En ce sens, il est heureux que Susannah Clapp ne nous ait pas gratifié d’une biographie à l’américaine -ce qui, concernant Chatwin, n’était pas le moindre des écueils. Quand on consacre 1200 pages à des sédentaires aux vies monotones et confinées, le risque eut été, en écrivant la vie de celui qui traversa mille pays, d’écrire une biographie dont l’enjeu eut été de corriger la fiction, comme si la vérité se trouvait dans cette correction. Il eut été ridicule de tenter d’écrire à son sujet une biographie « à l’américaine » parce que la vie de Chatwin appartient à la légende, elle est d’un autre ordre, d’un autre temps que celui de l’Histoire, ou de la vérité des faits ou des individus. La littérature s’autorise ces raccourcis parce que ce qu’elle vise est ailleurs.

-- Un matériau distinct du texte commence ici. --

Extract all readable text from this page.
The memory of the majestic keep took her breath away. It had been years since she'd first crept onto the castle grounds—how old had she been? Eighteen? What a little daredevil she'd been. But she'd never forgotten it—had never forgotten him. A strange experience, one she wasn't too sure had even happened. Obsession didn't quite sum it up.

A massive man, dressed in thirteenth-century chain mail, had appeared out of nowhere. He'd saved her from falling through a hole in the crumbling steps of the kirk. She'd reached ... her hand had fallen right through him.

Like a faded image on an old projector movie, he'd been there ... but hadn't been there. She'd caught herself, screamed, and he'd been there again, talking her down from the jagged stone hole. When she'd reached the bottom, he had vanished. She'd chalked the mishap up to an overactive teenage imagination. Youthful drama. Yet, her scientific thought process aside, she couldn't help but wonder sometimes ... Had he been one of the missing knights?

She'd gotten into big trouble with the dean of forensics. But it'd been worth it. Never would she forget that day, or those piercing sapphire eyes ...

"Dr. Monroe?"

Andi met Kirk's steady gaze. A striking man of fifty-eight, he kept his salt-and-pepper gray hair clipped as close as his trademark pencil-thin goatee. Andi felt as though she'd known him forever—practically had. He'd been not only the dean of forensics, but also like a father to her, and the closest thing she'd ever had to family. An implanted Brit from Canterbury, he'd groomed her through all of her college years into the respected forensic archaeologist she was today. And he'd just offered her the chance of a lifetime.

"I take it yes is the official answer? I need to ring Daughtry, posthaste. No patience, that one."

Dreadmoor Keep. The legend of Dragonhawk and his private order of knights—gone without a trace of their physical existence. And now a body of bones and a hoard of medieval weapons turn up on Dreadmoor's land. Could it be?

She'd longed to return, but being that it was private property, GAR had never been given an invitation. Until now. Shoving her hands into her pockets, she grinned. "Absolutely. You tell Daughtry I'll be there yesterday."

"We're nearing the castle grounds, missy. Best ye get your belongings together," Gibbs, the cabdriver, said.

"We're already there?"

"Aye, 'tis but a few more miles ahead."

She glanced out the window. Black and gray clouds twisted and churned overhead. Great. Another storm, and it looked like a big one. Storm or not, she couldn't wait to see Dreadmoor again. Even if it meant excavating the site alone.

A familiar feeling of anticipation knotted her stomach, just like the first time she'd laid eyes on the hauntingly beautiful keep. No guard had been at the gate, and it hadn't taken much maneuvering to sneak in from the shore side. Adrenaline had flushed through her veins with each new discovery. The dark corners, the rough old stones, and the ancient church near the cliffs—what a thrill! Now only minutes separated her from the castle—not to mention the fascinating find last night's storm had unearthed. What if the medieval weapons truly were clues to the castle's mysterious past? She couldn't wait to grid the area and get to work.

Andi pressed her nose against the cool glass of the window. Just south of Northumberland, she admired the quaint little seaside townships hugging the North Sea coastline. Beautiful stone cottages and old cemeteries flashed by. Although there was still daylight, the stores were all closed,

Et ailleurs, Chatwin s’y trouvait souvent. Épousant le rythme des récits de l’auteur du Chant des pistes, Susannah Clapp nous emmène sur ses traces à Patmos, l’île de saint Jean l’évangéliste, à Londres où, encore adolescent, il fut vite promu directeur du département des impressionnistes de Sotheby’s, au Bénin où il fut emprisonné, en Egypte dont il franchit la frontière grimé pour que les douaniers n’aillent pas regarder de plus près les pièces archéologiques qu’il emportait avec lui, en Argentine bien sûr, dont il rapporta En Patagonie, et à Nice, où il mourut du sida en 1989. Si elle n’a pas le talent de son ami disparu, son portrait d’un écrivain tient cependant tout seul, par la seule grâce de Chatwin lui-même. S’autorisant autant de digressions que lui, elle introduit dans les conventions du genre biographique une liberté qui, en bout de course, est le plus bel hommage qu’elle pouvait rendre à Chatwin.